Vitti served as a member of the coalition’s steering committee, as did several charter school leaders. He attended the coalition’s press conference on Wednesday and said he is “fully supporting what is embedded in these initiatives” because they align with the district’s goals of improving student achievement and conditions for kids.

But how the district and charter schools will ultimately cooperate with each other — and what that could look like — isn’t yet clear.

“How we begin to execute those recommendations and how we approach citywide strategies [is something] we still need to negotiate,” said Tonya Allen, a coalition co-chair who heads the Skillman Foundation (a Chalkbeat supporter). “We’ll figure out some places where there are tension points and we expect that … but we believe as a community that if we don’t do it, then we are creating a sentence for our children and it’s not one of prosperity.”

The coalition isn’t calling for mandatory cooperation this time around.

The first time the group issued recommendations for Detroit schools back in 2015, a key proposal was a “Detroit Education Commission” that would have had authority over district and charter schools and could have overseen efforts such as common enrollment and transportation systems.

That proposal was eventually defeated in Lansing after it ran into strong opposition from charter school backers — including now-U.S. Education Secretary Betsy DeVos — who feared the commission would favor district over charter schools.

This time around, the so-called “Coalition 2.0” effort is calling for a voluntary “education ecosystem” that would be facilitated by the mayor’s office. It would set quality standards for all schools and would work with school leaders to “voluntarily create a charter-district compact that reviews, discusses, and presents plans for better coordination and transparency about school openings and school closings … and opportunities for citywide collaboration in areas such as a centralized data system.”
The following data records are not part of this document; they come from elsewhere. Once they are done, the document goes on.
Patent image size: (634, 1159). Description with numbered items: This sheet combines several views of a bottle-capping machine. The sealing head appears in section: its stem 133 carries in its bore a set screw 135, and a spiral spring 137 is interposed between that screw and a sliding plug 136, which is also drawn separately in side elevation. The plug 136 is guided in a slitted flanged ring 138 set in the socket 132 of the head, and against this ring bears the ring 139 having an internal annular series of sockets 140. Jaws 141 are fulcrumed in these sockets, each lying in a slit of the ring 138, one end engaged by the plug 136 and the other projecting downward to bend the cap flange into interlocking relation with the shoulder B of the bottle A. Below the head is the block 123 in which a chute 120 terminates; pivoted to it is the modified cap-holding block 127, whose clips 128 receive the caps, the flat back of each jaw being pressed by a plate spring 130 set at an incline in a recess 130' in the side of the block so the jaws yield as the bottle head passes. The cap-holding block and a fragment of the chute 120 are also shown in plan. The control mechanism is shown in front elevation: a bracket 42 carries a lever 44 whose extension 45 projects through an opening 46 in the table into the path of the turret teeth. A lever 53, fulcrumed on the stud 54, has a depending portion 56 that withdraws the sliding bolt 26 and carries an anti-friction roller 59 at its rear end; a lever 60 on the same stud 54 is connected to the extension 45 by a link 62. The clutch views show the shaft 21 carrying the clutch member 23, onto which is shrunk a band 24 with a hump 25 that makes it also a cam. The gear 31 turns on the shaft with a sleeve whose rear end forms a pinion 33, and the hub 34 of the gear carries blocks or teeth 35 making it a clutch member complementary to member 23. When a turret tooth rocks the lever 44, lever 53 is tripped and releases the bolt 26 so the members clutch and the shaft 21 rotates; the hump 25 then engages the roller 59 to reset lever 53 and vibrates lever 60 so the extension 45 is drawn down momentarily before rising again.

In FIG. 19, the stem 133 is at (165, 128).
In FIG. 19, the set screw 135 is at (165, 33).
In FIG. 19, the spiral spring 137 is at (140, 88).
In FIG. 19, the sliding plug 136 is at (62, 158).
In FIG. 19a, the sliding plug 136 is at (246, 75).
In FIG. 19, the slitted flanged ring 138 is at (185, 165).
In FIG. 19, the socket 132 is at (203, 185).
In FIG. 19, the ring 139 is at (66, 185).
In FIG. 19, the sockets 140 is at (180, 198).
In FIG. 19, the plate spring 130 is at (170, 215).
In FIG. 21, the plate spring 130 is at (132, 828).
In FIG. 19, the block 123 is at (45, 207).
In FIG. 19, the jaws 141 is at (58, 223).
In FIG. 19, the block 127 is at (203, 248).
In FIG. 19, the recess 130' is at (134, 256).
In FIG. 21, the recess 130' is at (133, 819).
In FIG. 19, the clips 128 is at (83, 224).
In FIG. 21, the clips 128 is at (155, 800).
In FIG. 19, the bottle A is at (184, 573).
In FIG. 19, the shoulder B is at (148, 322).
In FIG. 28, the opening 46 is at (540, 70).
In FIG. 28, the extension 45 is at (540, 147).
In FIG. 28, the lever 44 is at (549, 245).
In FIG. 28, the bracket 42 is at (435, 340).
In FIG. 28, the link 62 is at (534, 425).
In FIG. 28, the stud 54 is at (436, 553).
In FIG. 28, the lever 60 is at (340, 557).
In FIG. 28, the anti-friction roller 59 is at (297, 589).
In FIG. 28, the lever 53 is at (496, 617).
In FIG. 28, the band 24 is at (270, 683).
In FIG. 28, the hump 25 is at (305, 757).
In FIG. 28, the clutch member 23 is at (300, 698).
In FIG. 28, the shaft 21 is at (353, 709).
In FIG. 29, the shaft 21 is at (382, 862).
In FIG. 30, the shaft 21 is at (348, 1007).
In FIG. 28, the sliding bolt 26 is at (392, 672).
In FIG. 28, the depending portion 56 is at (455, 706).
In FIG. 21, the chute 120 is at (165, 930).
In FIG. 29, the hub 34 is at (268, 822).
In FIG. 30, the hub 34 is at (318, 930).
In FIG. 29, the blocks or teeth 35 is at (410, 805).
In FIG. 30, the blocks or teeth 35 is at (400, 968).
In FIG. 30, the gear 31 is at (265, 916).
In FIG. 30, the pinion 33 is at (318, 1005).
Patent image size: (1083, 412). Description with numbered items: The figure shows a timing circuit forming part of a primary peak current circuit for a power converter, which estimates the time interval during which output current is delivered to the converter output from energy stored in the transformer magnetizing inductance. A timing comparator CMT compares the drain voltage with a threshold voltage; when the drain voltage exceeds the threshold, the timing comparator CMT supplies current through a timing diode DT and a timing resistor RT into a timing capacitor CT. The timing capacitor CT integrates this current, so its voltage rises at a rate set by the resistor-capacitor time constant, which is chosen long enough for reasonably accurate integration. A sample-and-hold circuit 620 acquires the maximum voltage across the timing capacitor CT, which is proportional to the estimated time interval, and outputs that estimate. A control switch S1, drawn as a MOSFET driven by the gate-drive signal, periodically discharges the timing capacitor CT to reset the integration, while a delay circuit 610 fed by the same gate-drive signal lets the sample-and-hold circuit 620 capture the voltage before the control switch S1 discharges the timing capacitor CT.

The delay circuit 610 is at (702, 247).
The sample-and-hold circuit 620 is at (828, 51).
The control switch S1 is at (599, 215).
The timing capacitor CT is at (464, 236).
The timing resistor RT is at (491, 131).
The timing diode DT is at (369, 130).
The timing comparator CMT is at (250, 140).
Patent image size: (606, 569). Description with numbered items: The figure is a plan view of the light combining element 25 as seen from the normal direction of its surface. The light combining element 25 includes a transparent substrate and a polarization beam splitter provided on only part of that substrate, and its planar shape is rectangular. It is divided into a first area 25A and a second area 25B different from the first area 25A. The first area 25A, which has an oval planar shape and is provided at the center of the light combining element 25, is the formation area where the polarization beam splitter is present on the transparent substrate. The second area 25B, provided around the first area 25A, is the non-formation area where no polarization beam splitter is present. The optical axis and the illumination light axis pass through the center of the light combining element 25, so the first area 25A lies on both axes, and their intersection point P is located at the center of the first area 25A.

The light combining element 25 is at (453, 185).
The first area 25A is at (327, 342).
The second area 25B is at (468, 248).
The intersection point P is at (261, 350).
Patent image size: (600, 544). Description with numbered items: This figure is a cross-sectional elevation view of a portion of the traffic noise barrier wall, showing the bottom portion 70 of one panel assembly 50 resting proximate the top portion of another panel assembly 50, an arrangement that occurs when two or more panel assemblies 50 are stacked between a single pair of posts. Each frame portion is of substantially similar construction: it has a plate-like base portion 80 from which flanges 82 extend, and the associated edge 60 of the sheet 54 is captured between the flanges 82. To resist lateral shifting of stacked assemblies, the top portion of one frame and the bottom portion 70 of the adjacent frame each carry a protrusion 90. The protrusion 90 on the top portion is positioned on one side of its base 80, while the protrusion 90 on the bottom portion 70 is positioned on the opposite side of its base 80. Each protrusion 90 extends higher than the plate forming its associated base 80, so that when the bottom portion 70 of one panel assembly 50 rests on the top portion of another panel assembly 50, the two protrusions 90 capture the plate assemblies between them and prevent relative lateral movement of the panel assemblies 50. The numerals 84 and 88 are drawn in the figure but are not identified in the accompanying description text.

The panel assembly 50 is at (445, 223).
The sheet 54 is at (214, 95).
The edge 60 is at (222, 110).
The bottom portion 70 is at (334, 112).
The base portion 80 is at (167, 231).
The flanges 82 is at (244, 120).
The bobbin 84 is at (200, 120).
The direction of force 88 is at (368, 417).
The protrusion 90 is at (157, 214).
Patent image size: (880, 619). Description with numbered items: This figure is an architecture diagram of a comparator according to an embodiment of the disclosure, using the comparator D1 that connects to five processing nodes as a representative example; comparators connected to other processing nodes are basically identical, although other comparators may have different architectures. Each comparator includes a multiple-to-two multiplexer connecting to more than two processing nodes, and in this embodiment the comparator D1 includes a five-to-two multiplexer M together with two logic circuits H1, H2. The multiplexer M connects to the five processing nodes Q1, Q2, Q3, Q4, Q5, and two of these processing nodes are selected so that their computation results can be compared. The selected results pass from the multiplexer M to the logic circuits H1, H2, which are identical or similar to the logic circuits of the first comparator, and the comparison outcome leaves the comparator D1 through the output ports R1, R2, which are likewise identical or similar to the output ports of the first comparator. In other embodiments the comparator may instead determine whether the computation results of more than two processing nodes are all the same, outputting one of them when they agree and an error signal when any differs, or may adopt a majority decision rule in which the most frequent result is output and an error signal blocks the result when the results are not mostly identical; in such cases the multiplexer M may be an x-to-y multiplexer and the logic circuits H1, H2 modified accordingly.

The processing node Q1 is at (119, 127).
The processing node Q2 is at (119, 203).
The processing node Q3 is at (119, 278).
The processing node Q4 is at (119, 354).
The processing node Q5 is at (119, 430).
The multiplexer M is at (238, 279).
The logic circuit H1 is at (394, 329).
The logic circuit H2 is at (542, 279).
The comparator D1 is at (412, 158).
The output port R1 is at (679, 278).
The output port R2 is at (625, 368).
The Coalition 2.0 report stressed that this mayoral commission “would not usurp the authority” of the district or charter school boards.

Another major difference between Coalition 2.0 and its predecessor is that this year’s effort is more focused on things that don’t require support from lawmakers in Lansing.

One exception is a call to change the way the state funds special education so that the state would cover the cost of services that schools are required to provide. Recommendations also include a school funding formula that would send more money to schools whose students have greater needs.